Prior versions of the Tool for Reduction and Assessment of Chemical and other environmental Impacts (TRACI) have recognized the need for spatial variability when characterizing eutrophication. However, the method’s underlying environmental models had not been updated to reflect the latest science. This new research provides the ability to differentiate locations with a high level of detail within the USA and provides global values at the country level.

In previous research (Morelli et al. 2018), the authors reviewed a broad range of domain-specific models and life cycle assessment methods for characterization of eutrophication and ranked these by levels of importance to the field and readiness for further development. The current research is rooted in the decision outcome of Morelli et al. (2018) to separate freshwater and marine eutrophication to allow for the most tailored characterization of each category individually. The current research also assumes that freshwater systems are limited by phosphorus and marine systems are limited by nitrogen. Using a combination of spatial modeling methods for soil, air, and water, we calculate midpoint characterization factors for freshwater and marine eutrophication categories and evaluate the results through a US-based case application.

Maps of the nutrient inventories, characterization factors, and overall impacts of the case application illustrate the spatial variation and patterns in the results. The importance of variation in geographic location is demonstrated using nutrient-based activity likelihood categories of agricultural (rural fertilizer), non-agricultural (urban fertilizer), and general (human waste processing). Proximity to large bodies of water, as well as individual hydraulic residence times, was shown to affect the comparative values of characterization factors across the USA.

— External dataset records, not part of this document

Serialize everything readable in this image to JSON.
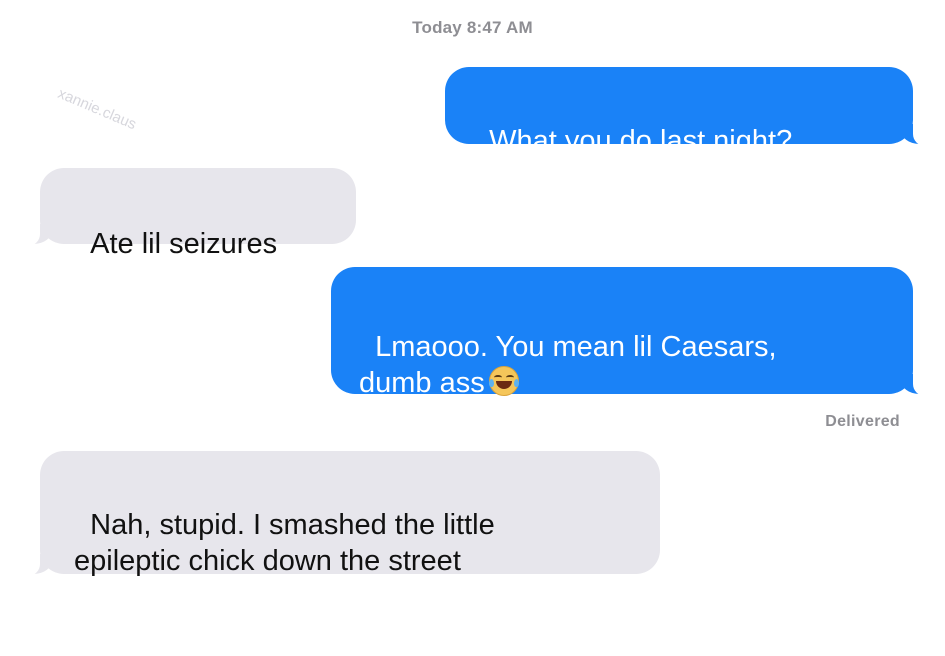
{
  "thread": {
    "timestamp": "Today 8:47 AM",
    "watermark": "xannie.claus",
    "messages": [
      {
        "sender": "me",
        "text": "What you do last night?"
      },
      {
        "sender": "them",
        "text": "Ate lil seizures"
      },
      {
        "sender": "me",
        "text": "Lmaooo. You mean lil Caesars,\ndumb ass",
        "emoji": "face-with-tears-of-joy-icon"
      },
      {
        "sender": "them",
        "text": "Nah, stupid. I smashed the little\nepileptic chick down the street"
      }
    ],
    "status": "Delivered"
  },
  "colors": {
    "sent_bubble": "#1a82f7",
    "received_bubble": "#e7e6ec",
    "meta_text": "#8e8e93"
  }
}
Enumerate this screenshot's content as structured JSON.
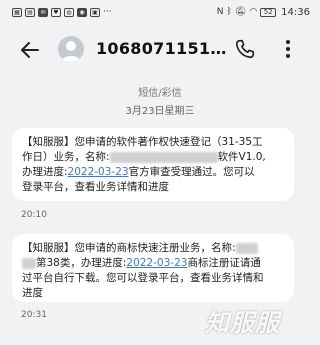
{
  "status_bar": {
    "left_icons": [
      "sim-icon",
      "grid-icon",
      "message-icon",
      "heart-icon",
      "bubble-icon",
      "qq-icon",
      "image-icon",
      "dots-icon"
    ],
    "right_icons": [
      "nfc-icon",
      "bluetooth-icon",
      "silent-icon",
      "wifi-icon"
    ],
    "battery": "52",
    "time": "14:36"
  },
  "header": {
    "contact": "1068071151…",
    "back_icon": "back-arrow-icon",
    "call_icon": "phone-icon",
    "more_icon": "more-vertical-icon"
  },
  "meta": {
    "type": "短信/彩信",
    "date": "3月23日星期三"
  },
  "messages": [
    {
      "line1": "【知服服】您申请的软件著作权快速登记（31-35工",
      "line2": "作日）业务，名称:",
      "line2_after": "软件V1.0,",
      "line3_prefix": "办理进度:",
      "line3_date": "2022-03-23",
      "line3_suffix": "官方审查受理通过。您可以",
      "line4": "登录平台，查看业务详情和进度",
      "time": "20:10"
    },
    {
      "line1": "【知服服】您申请的商标快速注册业务，名称:",
      "line2_prefix": "第38类，办理进度:",
      "line2_date": "2022-03-23",
      "line2_suffix": "商标注册证请通",
      "line3": "过平台自行下载。您可以登录平台，查看业务详情和",
      "line4": "进度",
      "time": "20:31"
    }
  ],
  "watermark": "知服服",
  "colors": {
    "background": "#f1f2f3",
    "bubble": "#ffffff",
    "link": "#3a7bd5"
  }
}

In this paper, we have calculated and applied finely resolved freshwater and marine eutrophication characterization factors for the USA and country-level factors for the rest of the globe. Additional research is needed to provide similarly resolved characterization factors for the entire globe, which would require expansion of publicly available data and further development of applicable fate and transport models. Further scientific advances may also be considered as computing capabilities become more sophisticated and widely accessible.